When thank you feels unnatural, it shows we have an opportunity to bring meaning back to our member conversations.
I don’t believe in scripts as a way to train a skill or teach someone how to speak to members. I do believe in structuring the purpose behind the conversation though.
Over the past couple of weeks, while working on this structure with the frontline around account opening, something started to show.
It is very simple. We have been roleplaying the first two to five minutes of the interaction over and over again. Greeting. Introduction. Then thanking the member. With just a little more after that. But to my surprise, everyone struggled with the thank you.
I even had a team member say, “I know we should be doing this, but I don’t know why it is so hard.”
This caught me off guard.
I believe we should show appreciation to a member for coming into our credit union and giving us the opportunity to be their financial partner. Because of that, we should thank them.
“Thank you for choosing Illinois State Credit Union and allowing us the opportunity to be your financial partner.”
Everyone can make that sentence their own.
But watching how unnatural it felt for people to simply say thank you was eye opening. It almost felt foreign. It felt like thank you had become a passing gesture with no meaning behind it.

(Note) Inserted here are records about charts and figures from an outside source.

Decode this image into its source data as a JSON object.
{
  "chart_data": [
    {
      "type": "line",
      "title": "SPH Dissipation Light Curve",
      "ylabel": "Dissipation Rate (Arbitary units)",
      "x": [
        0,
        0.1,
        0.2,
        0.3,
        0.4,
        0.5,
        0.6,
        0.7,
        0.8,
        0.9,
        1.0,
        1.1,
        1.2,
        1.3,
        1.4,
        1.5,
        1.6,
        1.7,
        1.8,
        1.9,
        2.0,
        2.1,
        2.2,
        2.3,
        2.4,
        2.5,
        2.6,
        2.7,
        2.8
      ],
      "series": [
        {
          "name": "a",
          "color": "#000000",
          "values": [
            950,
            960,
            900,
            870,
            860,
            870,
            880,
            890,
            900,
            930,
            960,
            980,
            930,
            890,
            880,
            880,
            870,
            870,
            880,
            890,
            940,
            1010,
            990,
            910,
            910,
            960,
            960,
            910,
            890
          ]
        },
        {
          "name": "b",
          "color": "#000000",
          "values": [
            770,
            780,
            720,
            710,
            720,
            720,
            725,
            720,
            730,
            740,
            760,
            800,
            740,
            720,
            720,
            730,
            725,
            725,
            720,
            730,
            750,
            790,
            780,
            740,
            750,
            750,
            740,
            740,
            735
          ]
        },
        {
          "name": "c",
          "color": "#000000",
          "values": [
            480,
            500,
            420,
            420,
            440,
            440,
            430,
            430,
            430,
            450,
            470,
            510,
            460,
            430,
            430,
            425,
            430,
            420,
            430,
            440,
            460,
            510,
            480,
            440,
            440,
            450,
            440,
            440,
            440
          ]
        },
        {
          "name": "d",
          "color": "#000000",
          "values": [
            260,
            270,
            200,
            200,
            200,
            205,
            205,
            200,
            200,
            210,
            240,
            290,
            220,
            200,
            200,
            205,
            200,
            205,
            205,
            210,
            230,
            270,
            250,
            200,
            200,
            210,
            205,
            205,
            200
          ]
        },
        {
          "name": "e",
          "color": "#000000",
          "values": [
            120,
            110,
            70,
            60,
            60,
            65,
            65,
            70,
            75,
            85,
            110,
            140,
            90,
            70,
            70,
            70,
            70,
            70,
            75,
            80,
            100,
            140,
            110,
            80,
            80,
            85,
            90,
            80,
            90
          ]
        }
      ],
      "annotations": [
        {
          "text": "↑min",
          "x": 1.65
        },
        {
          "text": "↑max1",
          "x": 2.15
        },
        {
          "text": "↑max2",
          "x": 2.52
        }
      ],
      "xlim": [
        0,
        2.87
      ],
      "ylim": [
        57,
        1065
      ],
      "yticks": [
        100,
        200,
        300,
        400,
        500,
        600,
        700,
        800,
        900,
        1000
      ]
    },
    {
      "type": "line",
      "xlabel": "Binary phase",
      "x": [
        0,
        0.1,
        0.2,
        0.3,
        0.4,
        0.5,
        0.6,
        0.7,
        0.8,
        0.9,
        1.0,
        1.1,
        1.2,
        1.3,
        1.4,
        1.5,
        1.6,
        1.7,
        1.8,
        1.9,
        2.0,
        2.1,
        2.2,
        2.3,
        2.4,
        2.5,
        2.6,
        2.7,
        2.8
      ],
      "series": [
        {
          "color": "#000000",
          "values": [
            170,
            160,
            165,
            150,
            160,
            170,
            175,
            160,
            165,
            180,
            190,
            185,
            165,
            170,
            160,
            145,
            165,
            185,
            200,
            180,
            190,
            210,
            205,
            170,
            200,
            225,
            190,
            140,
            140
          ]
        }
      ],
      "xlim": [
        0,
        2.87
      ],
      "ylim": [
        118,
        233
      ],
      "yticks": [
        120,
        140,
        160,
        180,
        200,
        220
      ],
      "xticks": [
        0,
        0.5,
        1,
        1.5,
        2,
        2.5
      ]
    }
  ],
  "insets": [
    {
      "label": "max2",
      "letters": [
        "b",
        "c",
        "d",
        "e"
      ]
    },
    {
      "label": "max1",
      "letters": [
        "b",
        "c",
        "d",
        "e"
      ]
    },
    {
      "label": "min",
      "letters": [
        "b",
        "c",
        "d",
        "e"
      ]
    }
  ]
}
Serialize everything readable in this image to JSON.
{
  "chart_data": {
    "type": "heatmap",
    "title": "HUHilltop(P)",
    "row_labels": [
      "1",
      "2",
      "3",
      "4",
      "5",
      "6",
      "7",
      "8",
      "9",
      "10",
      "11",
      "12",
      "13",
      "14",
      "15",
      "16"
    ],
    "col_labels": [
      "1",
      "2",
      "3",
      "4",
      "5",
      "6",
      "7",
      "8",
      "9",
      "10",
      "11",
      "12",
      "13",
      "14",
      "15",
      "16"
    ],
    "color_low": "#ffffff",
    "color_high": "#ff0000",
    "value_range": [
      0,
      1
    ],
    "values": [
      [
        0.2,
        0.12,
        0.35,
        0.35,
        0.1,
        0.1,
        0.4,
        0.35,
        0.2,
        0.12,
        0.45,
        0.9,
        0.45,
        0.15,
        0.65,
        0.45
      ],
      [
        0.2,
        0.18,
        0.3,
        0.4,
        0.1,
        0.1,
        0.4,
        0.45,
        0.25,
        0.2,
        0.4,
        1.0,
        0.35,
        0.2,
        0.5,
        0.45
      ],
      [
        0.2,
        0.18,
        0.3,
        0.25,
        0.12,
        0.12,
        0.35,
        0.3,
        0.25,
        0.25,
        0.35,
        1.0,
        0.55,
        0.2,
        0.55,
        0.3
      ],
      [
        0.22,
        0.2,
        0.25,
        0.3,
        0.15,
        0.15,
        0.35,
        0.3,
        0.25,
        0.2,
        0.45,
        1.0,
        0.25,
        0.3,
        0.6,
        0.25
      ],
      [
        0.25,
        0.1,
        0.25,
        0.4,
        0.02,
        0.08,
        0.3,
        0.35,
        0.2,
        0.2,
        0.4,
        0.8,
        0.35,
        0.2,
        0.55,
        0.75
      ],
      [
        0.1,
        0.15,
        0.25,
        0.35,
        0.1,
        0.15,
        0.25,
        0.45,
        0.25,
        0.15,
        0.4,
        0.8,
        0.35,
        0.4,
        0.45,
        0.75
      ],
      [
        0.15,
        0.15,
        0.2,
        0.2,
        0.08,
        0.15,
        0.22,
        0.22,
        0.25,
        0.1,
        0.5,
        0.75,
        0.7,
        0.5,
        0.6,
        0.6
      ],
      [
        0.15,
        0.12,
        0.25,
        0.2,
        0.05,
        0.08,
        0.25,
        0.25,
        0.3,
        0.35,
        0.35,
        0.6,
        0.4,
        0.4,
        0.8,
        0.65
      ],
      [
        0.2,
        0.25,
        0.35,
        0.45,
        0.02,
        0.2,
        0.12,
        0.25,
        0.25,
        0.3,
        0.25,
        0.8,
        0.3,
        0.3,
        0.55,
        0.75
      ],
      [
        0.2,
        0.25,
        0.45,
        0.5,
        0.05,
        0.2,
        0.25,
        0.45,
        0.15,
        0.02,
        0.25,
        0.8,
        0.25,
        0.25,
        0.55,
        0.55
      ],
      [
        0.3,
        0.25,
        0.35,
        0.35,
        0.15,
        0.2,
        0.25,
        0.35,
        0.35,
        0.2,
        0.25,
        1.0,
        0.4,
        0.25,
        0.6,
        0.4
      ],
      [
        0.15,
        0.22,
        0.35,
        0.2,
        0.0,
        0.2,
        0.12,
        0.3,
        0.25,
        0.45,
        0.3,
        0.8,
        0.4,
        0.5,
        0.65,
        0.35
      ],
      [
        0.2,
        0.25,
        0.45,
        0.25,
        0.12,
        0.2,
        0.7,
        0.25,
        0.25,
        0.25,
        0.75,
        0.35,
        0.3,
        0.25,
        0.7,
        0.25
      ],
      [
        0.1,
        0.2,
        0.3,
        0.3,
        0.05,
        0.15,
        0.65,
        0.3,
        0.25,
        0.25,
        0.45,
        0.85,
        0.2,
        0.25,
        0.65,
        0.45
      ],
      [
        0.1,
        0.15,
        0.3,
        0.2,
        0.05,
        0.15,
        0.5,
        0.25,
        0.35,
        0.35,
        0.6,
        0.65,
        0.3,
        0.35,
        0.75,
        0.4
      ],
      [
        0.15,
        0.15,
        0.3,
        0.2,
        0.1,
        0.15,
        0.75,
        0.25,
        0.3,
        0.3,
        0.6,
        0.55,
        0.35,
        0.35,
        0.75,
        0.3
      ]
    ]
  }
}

And that is what surprised me the most. We say thank you all the time. At the end of transactions, in passing, as habit. But when we slow it down, look someone in the eye, and intentionally say it with meaning, it becomes difficult.
Why?
People want to feel appreciated. They want to feel valued. We value every single member. But when it comes to expressing that verbally through a simple thank you, it suddenly becomes uncomfortable.
That surprised me. It also reassured me that we are working on the right things.
If something as simple as thank you feels unnatural, then we have an opportunity. An opportunity to be more intentional. An opportunity to bring meaning back to words we use every day.
Thank you is underused. And when it is used, it is often undervalued in the delivery.
I am excited to see value brought back to those two powerful words inside our credit union.